O cenário ainda pode ser muito pior. Segundo dados tabulados do Sivep-Gripe, sistema utilizado pelo Sistema Único de Saúde (SUS), pouco mais de 21 mil óbitos estão sob suspeita (em processo de investigação) de terem sido causadas pelo novo coronavírus, mas que não constam nos dados de mortos por Covid. Essas mortes foram atribuídas, ao menos por enquanto, à Síndrome Respiratória Aguda Grave (SRAG).

E, mesmo assim, as flexibilizações avançam pelo Brasil, sem ao menos a preocupação – por parte dos governantes – com a chamada “segunda onda”, quando ao se flexibilizar, ocorre grande quantitativo de infectados e, consequentemente, mortes. Em vários países esse segundo pico de contágio aconteceu. Aqui, infelizmente, instaurou-se o que chamo de “mortes administradas”, ou seja, o atual quantitativo (média de mil por dia) de óbitos, parece ser algo natural, faz parte, passou a compor a realidade, o cotidiano. Um patamar de mortes encarada como produto da pandemia, algo que não se pode evitar.
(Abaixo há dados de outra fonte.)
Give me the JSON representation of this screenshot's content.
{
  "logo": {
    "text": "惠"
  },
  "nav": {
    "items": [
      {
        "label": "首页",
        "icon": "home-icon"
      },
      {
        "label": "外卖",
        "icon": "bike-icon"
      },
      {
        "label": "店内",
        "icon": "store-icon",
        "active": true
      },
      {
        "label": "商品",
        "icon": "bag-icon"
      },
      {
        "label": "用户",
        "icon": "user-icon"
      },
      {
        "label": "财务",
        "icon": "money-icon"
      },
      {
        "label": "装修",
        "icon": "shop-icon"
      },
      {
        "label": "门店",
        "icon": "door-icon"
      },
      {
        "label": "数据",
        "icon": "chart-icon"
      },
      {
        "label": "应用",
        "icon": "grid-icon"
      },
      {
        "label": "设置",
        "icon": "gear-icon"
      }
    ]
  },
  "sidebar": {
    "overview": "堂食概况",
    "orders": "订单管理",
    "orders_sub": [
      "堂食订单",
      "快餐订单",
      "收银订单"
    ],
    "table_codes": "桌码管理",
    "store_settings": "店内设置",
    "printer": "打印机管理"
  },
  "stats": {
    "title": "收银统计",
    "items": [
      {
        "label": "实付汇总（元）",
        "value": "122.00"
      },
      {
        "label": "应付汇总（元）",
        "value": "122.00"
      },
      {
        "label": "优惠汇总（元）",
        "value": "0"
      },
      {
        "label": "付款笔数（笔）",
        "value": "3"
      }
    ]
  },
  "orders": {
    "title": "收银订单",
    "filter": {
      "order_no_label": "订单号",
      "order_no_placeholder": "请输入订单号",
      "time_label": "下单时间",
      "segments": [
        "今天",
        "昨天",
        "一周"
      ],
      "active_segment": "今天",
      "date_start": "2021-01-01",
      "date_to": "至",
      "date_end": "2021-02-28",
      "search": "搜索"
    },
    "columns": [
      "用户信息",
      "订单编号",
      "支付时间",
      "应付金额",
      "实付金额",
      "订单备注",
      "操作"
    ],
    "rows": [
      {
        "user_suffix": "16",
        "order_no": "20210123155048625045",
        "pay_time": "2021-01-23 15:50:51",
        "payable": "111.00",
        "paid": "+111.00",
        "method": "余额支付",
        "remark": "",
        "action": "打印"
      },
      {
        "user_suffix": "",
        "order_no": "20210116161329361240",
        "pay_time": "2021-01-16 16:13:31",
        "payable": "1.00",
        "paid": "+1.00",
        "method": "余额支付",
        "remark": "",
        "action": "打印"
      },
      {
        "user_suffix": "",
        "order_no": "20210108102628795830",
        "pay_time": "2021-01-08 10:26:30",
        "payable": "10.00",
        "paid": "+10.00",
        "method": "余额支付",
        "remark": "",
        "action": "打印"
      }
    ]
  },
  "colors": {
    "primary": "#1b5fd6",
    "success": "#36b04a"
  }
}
E, desta forma, continuamos, cotidianamente administrando mortes, acompanhando os boletins, que não nos causa indignação, pois nos acostumamos com eles. Atingimos a triste marca de 50 mil mortes, 50 mil histórias, vidas, sonhos, desejos, pretensões, projetos interrompidos, etc, se foram. Caminhamos para sermos, em breve, o número um no mundo em óbitos por Covid, tudo isso “administrado” pelos governantes.

Conforme escrevi recentemente: “Banalização da Morte” (Leia aqui) a vida nunca teve o seu devido valor no Brasil, mas, agora, ela nunca valeu tão pouco. E isso tudo sem ministro da Saúde há quase dois meses.